1. Die Beschwerdeführer, sudanesische Staatsangehörige, stellten am 05.08.2014 die gegenständlichen Anträge auf internationalen Schutz. Der Erstbeschwerdeführer (im Folgenden: BF1) und die Zweitbeschwerdeführerin (im Folgenden: BF2) sind Ehegatten und Eltern der minderjährigen Dritt-, Viert-, Fünft- und Sechstbeschwerdeführer (im Folgenden: BF3, BF4, BF5 und BF6). BF5 und BF6 wurden in Österreich geboren. Die Verfahren sind gemäß § 34 AsylG als Familienverfahren zu führen.

 

2. Im Rahmen ihrer Erstbefragung durch Organe des öffentlichen Sicherheitsdienstes am 05.08.2014 gaben BF1 und BF2 an, dass sie den Sudan am 03.05.2014 per Flugzeug verlassen haben und danach schlepperunterstützt auf der Ladefläche eines LKWs von Istanbul nach Österreich gelangt seien. Zu ihren Fluchtgründen befragt, führten sie Folgendes an: "Die Janjawids (bewaffnete Miliz) überfallen Dörfer und verbrennen die Häuser, vergewaltigen Frauen und töten Menschen.

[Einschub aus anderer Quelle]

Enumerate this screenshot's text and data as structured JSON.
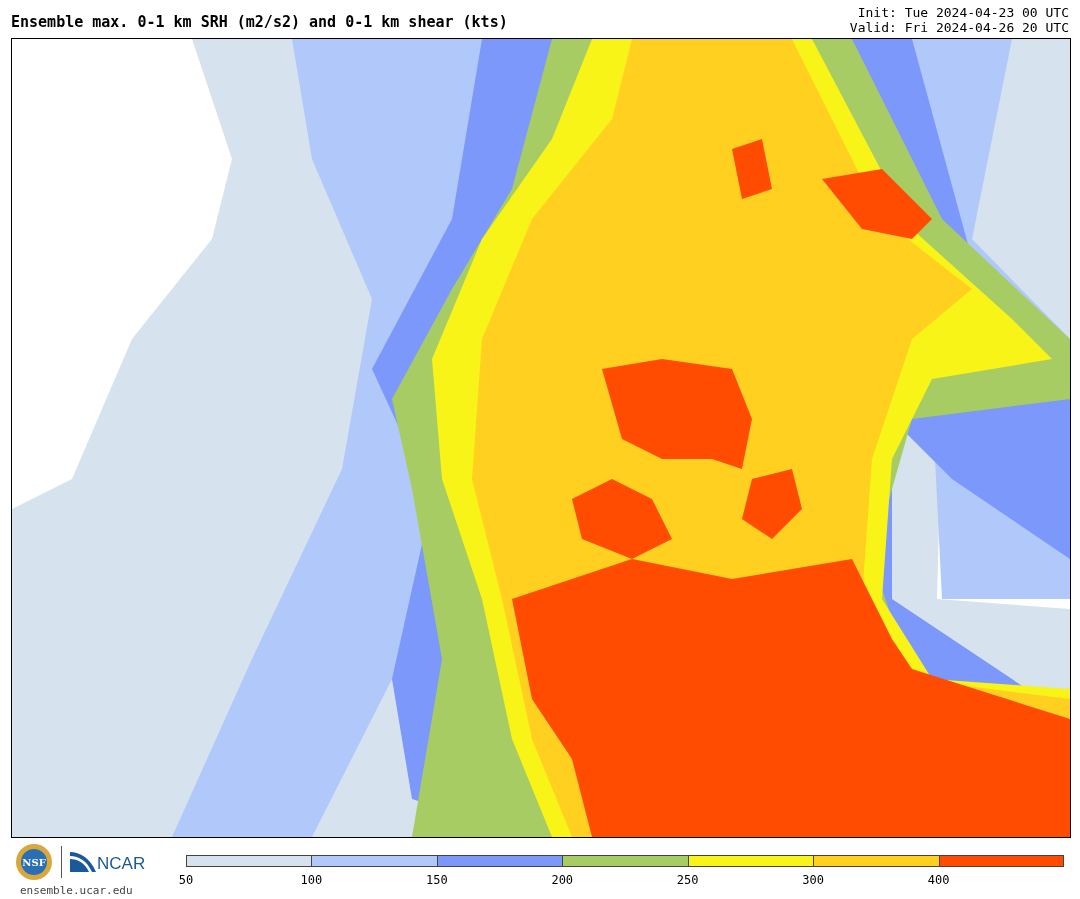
{
  "title": "Ensemble max. 0-1 km SRH (m2/s2) and 0-1 km shear (kts)",
  "init": "Init: Tue 2024-04-23 00 UTC",
  "valid": "Valid: Fri 2024-04-26 20 UTC",
  "logos": [
    {
      "kind": "nsf",
      "text": "NSF"
    },
    {
      "kind": "ncar",
      "text": "NCAR"
    }
  ],
  "site": "ensemble.ucar.edu",
  "legend": [
    {
      "label": "50",
      "color": "#d6e2ee"
    },
    {
      "label": "100",
      "color": "#b0c8fa"
    },
    {
      "label": "150",
      "color": "#7b98fa"
    },
    {
      "label": "200",
      "color": "#a8cc64"
    },
    {
      "label": "250",
      "color": "#f8f418"
    },
    {
      "label": "300",
      "color": "#ffd020"
    },
    {
      "label": "400",
      "color": "#ff4c00"
    }
  ]
}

Aus Angst getötet zu werden haben wir unser Land verlassen." BF3 und der BF4 haben keine eigenen Fluchtgründe, sondern deren Anträge beziehen sich auf die Fluchtgründe ihrer Mutter, der BF2.

 

3. Am XXXX kam das dritte gemeinsame Kind (BF5) in Österreich auf die Welt.

 

4. Am 15.04.2015 wurden der BF1 und die BF2 von der belangten Behörde niederschriftlich einvernommen und gaben dabei an, dass sie sunnitische Moslems seien, der Volksgruppe der Araber angehören und bis zu ihrer Flucht in Gereida, Darfur gelebt haben. BF1 habe in der Landwirtschaft seines Vaters gearbeitet und BF2 sei Hausfrau gewesen. Des Weiteren würde regelmäßiger Kontakt zu Verwandten in der Heimat bestehen.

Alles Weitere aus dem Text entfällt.